Fashion Studies
Parsons School of Design's MA Fashion Studies
MAFS Faculty, Hazel Clark, Joins Columbia’s Panel for Kilomet109: Women, Modernity, & Sustainable Fashion in Contemporary Vietnam
Thao experimenting with natural dyes in her studio, photo, Julie Vola via kilomet109.com
KILOMET109:
WOMEN, MODERNITY, & SUSTAINABLE FASHION IN CONTEMPORARY VIETNAM
Columbia University Weatherhead East Asian Institute
420 West 118th Street 9th Floor, New York, NY 10027
Thursday October 10, 2019 4:30 – 8:00 pm
Join Columbia University’s Weatherhead East Asian Institute for Kilomet109: Women, Modernity & Sustainable Fashion in Contemporary Vietnam held in conjunction with the 70th Anniversary celebration of the Weatherhead East Asian Institute.
A Panel discussion at 4:30 pm, moderated by John Phan, Assistant Professor, Department of East Asian Languages and Cultures, Columbia University, will include, Vũ Thảo, Founder, Kilomet109 Valerie Steele, Director and Chief Curator of the Museum of Fashion Institute of Technology, Hazel Clark, Professor of Design Studies and Fashion Studies, in the School of Art and Design History and Theory at Parsons and Dorothy Ko, Professor of History, Barnard College.
From 6:00 PM – 8:00 PM a catered trunk show will feature Vũ Thảo’s work for Kilomet109. Using organic fibers and traditional techniques of vegetable dying,Thảo works with her team of local artisans to grow, spin, weave, color and print Kilomet109 fabrics. After that the garments are hand-stitched in her studio in Hanoi. This is fashion from the ground up, and it defines a new type of ready-to-wear couture: hand-made, hand-stitched garments from a designer who works directly with local artisans on every element that goes into them. And since these practical, affordable garments are made by human artisans rather than mass-produced by machines, each is like a work of art — hand-crafted, visionary, unique.
Valerie Steele is director and chief curator of The Museum at the Fashion Institute of Technology, where she has personally organized more than 25 exhibitions since 1997, including The Corset: Fashioning the Body, Gothic: Dark Glamour, A Queer History of Fashion, Pink: The History of a Punk, Pretty, Powerful Color, and Paris, Capital of Fashion. She is also founder and editor in chief of Fashion Theory: The Journal of Dress, Body & Culture, the first peer-reviewed, scholarly journal in Fashion Studies.

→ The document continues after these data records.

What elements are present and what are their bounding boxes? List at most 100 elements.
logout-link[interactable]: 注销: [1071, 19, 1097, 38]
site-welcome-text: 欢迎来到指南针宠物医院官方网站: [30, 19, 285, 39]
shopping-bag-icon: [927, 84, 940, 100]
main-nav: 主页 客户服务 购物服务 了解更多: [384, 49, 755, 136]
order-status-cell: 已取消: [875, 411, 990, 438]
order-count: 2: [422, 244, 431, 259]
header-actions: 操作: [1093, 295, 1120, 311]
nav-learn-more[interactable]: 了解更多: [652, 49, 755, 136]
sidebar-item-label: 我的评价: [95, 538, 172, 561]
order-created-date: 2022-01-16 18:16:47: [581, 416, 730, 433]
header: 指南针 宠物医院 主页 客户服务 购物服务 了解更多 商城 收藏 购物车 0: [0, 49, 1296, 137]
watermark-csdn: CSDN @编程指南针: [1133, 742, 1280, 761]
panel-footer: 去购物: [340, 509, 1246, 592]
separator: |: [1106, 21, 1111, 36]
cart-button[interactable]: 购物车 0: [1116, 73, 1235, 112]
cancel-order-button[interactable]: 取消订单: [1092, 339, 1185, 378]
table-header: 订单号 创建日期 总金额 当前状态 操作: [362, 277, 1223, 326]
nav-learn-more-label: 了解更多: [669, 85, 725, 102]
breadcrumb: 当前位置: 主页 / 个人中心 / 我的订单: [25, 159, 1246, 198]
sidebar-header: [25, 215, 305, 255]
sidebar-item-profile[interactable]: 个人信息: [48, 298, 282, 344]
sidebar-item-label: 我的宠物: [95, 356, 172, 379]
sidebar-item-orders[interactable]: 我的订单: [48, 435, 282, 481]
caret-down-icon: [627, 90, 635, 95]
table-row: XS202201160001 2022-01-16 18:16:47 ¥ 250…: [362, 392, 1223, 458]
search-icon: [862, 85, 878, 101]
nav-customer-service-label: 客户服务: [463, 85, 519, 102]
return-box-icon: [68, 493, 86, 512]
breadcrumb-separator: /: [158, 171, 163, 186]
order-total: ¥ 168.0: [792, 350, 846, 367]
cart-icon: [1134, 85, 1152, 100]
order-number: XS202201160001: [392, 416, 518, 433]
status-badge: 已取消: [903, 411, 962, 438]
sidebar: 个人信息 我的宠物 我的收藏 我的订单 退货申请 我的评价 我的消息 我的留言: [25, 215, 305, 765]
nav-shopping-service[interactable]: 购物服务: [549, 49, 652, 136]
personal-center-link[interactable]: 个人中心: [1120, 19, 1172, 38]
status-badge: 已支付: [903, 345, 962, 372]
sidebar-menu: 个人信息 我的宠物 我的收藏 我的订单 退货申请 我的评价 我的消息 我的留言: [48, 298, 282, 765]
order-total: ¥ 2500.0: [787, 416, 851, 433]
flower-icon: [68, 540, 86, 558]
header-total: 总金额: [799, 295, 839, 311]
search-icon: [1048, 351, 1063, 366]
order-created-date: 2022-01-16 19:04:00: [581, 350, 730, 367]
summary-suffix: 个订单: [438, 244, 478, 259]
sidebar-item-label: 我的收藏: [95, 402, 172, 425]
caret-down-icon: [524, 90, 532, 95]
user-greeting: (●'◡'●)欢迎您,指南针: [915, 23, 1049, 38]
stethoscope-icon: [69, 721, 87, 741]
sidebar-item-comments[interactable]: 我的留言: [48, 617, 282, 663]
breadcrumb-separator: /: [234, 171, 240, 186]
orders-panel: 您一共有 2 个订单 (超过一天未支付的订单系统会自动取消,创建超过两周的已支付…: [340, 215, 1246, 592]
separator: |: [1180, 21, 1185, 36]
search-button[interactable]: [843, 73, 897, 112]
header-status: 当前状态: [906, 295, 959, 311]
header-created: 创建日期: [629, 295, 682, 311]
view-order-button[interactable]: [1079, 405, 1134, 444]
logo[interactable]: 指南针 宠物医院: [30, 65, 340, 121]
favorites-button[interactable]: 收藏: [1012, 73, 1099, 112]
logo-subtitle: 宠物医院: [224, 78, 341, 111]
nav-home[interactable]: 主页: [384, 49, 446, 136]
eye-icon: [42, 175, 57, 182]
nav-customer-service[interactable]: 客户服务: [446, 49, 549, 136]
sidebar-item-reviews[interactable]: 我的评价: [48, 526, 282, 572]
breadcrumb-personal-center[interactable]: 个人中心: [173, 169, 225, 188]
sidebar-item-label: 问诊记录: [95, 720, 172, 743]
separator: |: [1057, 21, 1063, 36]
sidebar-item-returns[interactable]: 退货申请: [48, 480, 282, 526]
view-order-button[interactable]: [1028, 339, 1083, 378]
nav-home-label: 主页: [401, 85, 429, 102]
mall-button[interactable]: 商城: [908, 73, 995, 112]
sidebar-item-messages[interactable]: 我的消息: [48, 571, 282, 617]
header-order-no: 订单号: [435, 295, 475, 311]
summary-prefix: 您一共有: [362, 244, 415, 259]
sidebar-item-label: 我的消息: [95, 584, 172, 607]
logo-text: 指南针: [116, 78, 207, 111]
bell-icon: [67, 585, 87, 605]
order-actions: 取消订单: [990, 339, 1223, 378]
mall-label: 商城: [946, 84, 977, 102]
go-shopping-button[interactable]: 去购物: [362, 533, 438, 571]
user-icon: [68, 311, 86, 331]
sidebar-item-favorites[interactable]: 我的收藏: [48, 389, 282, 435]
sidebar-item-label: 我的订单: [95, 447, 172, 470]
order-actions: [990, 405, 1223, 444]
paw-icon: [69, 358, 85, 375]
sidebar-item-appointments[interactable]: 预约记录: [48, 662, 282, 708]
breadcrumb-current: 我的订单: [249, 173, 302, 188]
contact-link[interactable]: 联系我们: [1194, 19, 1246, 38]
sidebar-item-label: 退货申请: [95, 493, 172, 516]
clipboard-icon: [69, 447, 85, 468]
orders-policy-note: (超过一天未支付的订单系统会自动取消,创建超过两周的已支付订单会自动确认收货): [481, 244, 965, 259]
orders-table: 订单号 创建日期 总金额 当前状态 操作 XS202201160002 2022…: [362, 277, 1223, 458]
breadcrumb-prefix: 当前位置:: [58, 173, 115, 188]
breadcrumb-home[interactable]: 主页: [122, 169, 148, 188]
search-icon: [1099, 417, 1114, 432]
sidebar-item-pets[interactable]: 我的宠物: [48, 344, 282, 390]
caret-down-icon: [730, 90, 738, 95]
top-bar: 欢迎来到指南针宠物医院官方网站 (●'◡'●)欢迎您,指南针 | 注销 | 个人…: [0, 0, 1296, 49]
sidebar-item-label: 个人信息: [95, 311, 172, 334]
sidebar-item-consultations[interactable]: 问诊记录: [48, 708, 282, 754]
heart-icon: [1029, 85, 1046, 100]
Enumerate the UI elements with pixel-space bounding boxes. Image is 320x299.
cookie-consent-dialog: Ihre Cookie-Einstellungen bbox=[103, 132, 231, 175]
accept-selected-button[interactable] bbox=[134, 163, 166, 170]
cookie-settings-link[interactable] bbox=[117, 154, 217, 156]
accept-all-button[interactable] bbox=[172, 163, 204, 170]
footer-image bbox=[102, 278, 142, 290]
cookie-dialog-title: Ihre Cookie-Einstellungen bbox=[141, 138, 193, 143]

Hazel Clark holds a PhD in design history, and a first degree in Fine Arts. Her scholarship has focused on uncovering new perspectives, cultures and geographies for the study of fashion and design, in Europe, the United States, and China. Her scholarly articles and books include: The Cheongsam (Oxford UP, 2000), the co-edited Old Clothes, New Looks: Second Hand Fashion (Bloomsbury, 2005), The Fabric of Cultures: Fashion, Identity, and Globalization (Routledge, 2009), Design Studies: A Reader (Bloomsbury, 2009), the article: ‘SLOW + FASHION – an Oxymoron, or a Promise for the Future..?’, (Fashion Theory, December 2008); the co-authored Fashion and Everyday Life: Britain and America (Bloomsbury, 2017) and a co-edited anthology Fashion Curating: In the Museum and Beyond (Bloomsbury, 2017).
Dorothy Ko’s research interest is the everyday lives of women in China – along with the domestic objects they made by hand – as a significant part of country’s cultural, economic and political development. She works at the intersections of anthropology, history, and women’s studies. Ko’s 2005 book, Cinderella Sisters: A Revisionist History of Footbinding, won the Joan Kelly Memorial Prize of the American Historical Association. Recently, she has been turning her attention to the skills of women’s artisans such as embroiderers, stone carvers, and ceramic artists. She is also co-editor of Women and Confucian Cultures in Pre-modern China, Korea, and Japan. Ko’s courses include Chinese cultural history, body histories, women and culture in 17th century China, and Confucian cultures.